From this concept it has become clear that there is no direct continuity between the protoplasm of one cell and the next and that definite points of contact between nerve fibres can be recognized.
This concept is applicable to the nervous system of all animals. A syncytial organization is recognized only in some of the giant fibres of invertebrates, the enteric plexus of the leech, and perhaps at certain points in nerve nets (Bullock, 1959b: Mackie, I960).
This concept was staunchly supported by the findings of Harrison (1907) but it was championed by the work and arguments of Raymon y Cajal (1909-11, 1934).
Harrison, by his simple hanging drop method, observed growing neurons and noted that the processes extending from them had enlarged ends, from which fine filaments often extended.
These processes grew out of the nerve cell body into the medium, and it appeared that all cells were separate.
It might be noted that the mechanisms by which neurons grow and extend fibrous processes during embryological development are still not known.

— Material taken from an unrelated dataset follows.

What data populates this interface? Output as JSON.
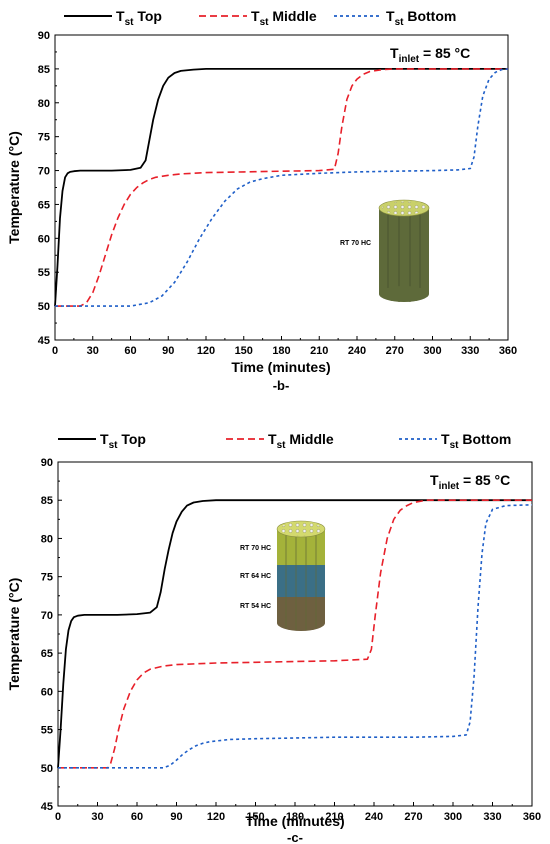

Nor are the mechanisms known by which neurons make the proper connections to other neurons or to effector cells (Levi-Mont- alcini, 1965). Recently Le Gros (1963) has tried to observe the connections in the nervous system.
The neuron doctrine was finally substantiated by the electron microscope, which showed that neurons, like most other cells, were bounded by a unit membrane whose presence prevents cytoplasmic continuity between adjoining cells of the nervous system.
The gap separating neurons is small (~75 to 400A wide), and in some cases there is a fusion of the outer layers of two unit membranes at neuronal junctions.